How Safe Is The Cobots?
The International Federation of Robotics observed in its report in 2017 that an average of 74 robot units is deployed for every 10,000 employees in the manufacturing sector globally. This indicates that the industry is relying more and more on robotics. Hence it becomes the duty of the manufacturers to ensure the safety of their workers.
Industrial robots are typically employed in dull, dirty and dangerous tasks on a production line in the USA. These robots are generally considered hazardous and are caged in safety shields to avoid hurting the human workers. But some jobs require a combination of these robots for repetitive work and humans for their dexterity, and it is impossible to avoid direct interaction with these dangerous machines in such cases.
As a solution to this, in the 1990s, manufacturers launched industrial robots that could safely work with humans. These robots, called collaborative robots or cobots, are smaller, lighter and safer than the traditional industrial robots. Deploying cobots such as the TM Robot USA has become commonplace in industrial units, working alongside human co-workers to help improve productivity in tasks such as lifting, assembly, inspection or handling dangerous materials. But as these machines are no longer shielded, the onus is on the manufacturers to ensure that they pose no threat to humans.
Safety Standards Of Collaborative Robots
The ISO/TS156 was introduced in 2006, to make sure that any machines classified as collaborative, met certain safety norms. This regulation mandates that the cobots require at least one safety feature such as
- Safety rated monitored stop
- Hand guiding
- Speed and separation monitoring
- Power and force limiting
Any manufacturer in the US who wishes to use a robot in a collaborative environment should take care that the robot satisfies at least one of these safety requirements. This is to ensure that if and when the robot accidentally comes in contact with a human, it may not cause serious pain or injury.
TM robot is manufactured with the best safety standards and can be safely deployed alongside or with human co-workers
Before introducing any new equipment into the manufacturing unit, the manufacturer must do a proper risk assessment. This assessment must be made considering the entire collaborative environment and should evaluate how the operator interacts with the TM robot. Every potential contact situation between the human operator and the robot, in every possible job that the robot does, should be assessed for risks. The assessment should include every action done by the robot in complete detail with specifics of the risk involved.

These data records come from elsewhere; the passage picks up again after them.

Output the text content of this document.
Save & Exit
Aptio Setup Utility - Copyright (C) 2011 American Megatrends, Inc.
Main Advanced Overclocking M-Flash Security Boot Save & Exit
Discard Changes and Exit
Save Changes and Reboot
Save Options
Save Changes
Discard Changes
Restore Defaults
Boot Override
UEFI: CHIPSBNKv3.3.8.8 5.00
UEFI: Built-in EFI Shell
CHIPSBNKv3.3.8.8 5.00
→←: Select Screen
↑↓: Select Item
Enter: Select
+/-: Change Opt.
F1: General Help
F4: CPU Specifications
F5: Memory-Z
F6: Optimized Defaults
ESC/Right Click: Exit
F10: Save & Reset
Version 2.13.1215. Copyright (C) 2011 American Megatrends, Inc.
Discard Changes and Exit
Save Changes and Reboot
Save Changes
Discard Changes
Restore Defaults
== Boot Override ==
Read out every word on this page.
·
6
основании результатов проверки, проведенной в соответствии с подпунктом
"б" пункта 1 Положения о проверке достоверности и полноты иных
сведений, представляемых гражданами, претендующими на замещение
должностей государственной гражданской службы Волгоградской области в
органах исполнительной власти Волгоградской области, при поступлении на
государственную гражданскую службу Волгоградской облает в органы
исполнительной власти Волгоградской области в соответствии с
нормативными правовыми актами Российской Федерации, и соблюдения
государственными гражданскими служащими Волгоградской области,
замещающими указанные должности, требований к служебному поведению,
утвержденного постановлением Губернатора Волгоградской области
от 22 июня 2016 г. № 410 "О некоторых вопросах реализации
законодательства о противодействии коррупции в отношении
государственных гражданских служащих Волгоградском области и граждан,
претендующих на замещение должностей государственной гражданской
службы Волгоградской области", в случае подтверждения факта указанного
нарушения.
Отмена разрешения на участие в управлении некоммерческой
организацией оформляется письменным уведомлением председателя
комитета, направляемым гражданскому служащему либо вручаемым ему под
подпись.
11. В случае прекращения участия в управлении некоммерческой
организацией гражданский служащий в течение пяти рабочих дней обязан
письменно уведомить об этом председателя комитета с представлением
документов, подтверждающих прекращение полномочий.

It is recommended that the manufacturers employ the safety concept of ALARA (As Low As Reasonably Achievable). This means that the manufacturer should consider all the risks associated with using a robot, instead of just one or two
Upon completion of the assessment, the assessor should share the details of the assessment with the operator. It is essential that the person who will operate the robot understand the risks involved. While throwing light on the potential risks associated with a cobot, the assessor should also highlight the steps needed to mitigate these risks with adequate controls. Every risk outlined should be linked with a control procedure.
Reliable and Safe Robots
Amongst manufacturing sectors in the USA, TM Robot is considered safer than bulkier industrial robots. However, manufacturers just cannot take the safety features for granted. They should continuously evaluate the risks whenever new equipment is added. It does not harm to check if the new equipment improves safety or increases the chances of injury.
For example, the manufacturing unit in the US could have used a cobot around humans for some time. If new end-of-arm tooling (EOAT) was added to the robot, the manufacturers should ensure that this new equipment satisfies the safety norms. Instead, if this EOAT happened to include a knife or welding tool attachment, it could seriously harm humans.
Robots have replaced humans in hazardous tasks and ensuring their safety. It does not mean that manufacturers can conclude that there is no risk or threat of injury. It is the responsibility of the manufacturer to maintain that any robot or equipment that is put to use in a collaborative workspace is thoroughly evaluated for risks.